Elucidating potential host genetic effects on its microbiota has obvious biotechnological applications in the aquaculture industry. For example, designed feed to suit and promote growth of a particular genotype or genetic engineering of the host to promote a healthy microbiome. The field of applied hologenomics using zebrafish (Danio rerio ) as a model organism provides a promising framework to study such effects.

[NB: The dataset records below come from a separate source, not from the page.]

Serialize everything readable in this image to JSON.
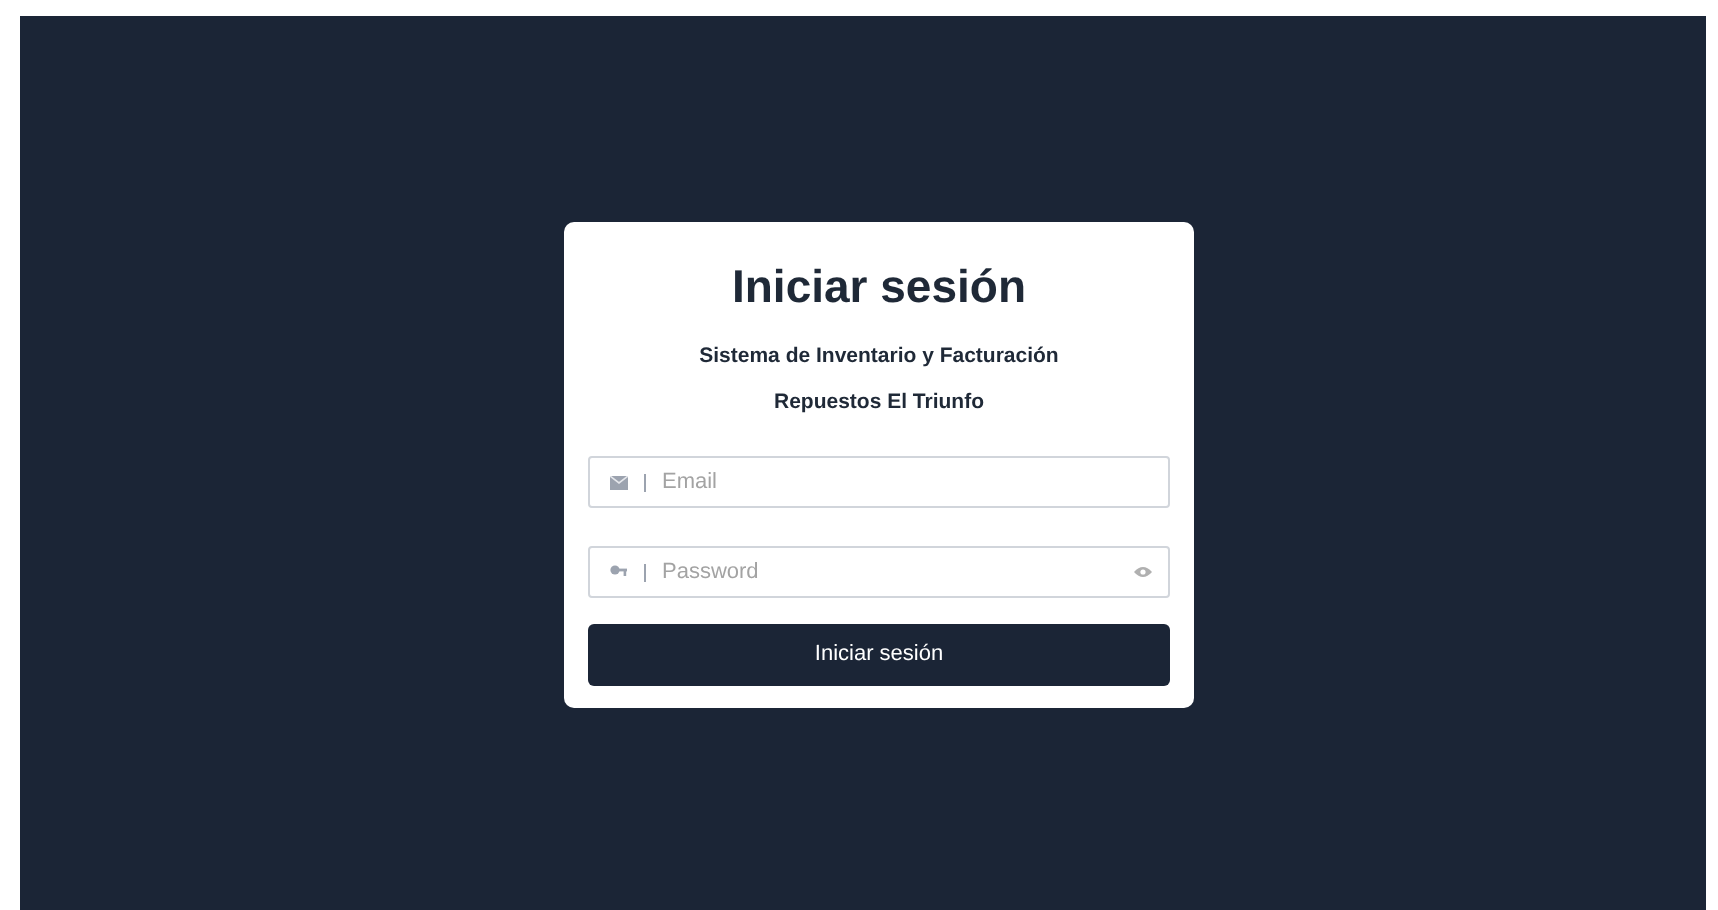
{
  "login": {
    "title": "Iniciar sesión",
    "subtitle": "Sistema de Inventario y Facturación",
    "company": "Repuestos El Triunfo",
    "fields": [
      {
        "kind": "email",
        "placeholder": "Email"
      },
      {
        "kind": "password",
        "placeholder": "Password"
      }
    ],
    "submit": "Iniciar sesión"
  }
}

Here, we applied a 16S metabarcoding approach in combination with a CRISPR/Cas mediated knockout of the gene coding for tyrosinase (tyr), the rate-limiting enzyme in melanogenesis, to provide a proof-of-principle that zebrafish can be used to study the effects of host genetics on its microbiota.
Methods
We generated a F0 generation of zebrafish by using CRISPR/Cas-9 to knock-out the tyr gene in the zebrafish genome. Phenotypes were classified into two groups based on pigmentation levels: albino and mosaic. The phenotypic groups were housed in separate tanks. The microbial community of faeces samples collected from the tanks containing the different pigmentation phenotypes was assessed with the bacterial 16S rRNA gene. The microbial communities of the two mutant pigmentation phenotype groups were compared to the microbial community of a third group with a wild type pigmentation pattern (figure 1).
Results
The knock-out of a single gene, tyr , using CRISPR/Cas-9, resulted in changes in pigmentation and in the zebrafish intestinal microbiota. Both alpha-diversity and beta-diversity differed significantly among the pigmentation phenotypes. The differences were mainly driven by the relative abundance of two genera: Cetobacterium and Aeromonas . Along with these genera, Pseduomonas and Vibrio were detected as differentially abundant among the pigmentation phenotypes. These genera may be implicated in immune- and metabolic-related mechanisms.
Conclusions
The results suggest an effect of tyrosinase function on the intestinal microbiota community of zebrafish. Overall, the study shows that the zebrafish presents a satisfactory model to study host-genomic effects on the microbiota and that further studies can shed even more light on such effects. Future studies should include a more multi-omic approach to gain more functional insights from the interactions between the host genetics and its microbiota. Moreover, such studies could prove highly valuable to the aquaculture industry. This could be in the form of probiotics tailored to the genotypes of broodstock fish, or perhaps the selection of genotypes that code for a healthy microbiota community.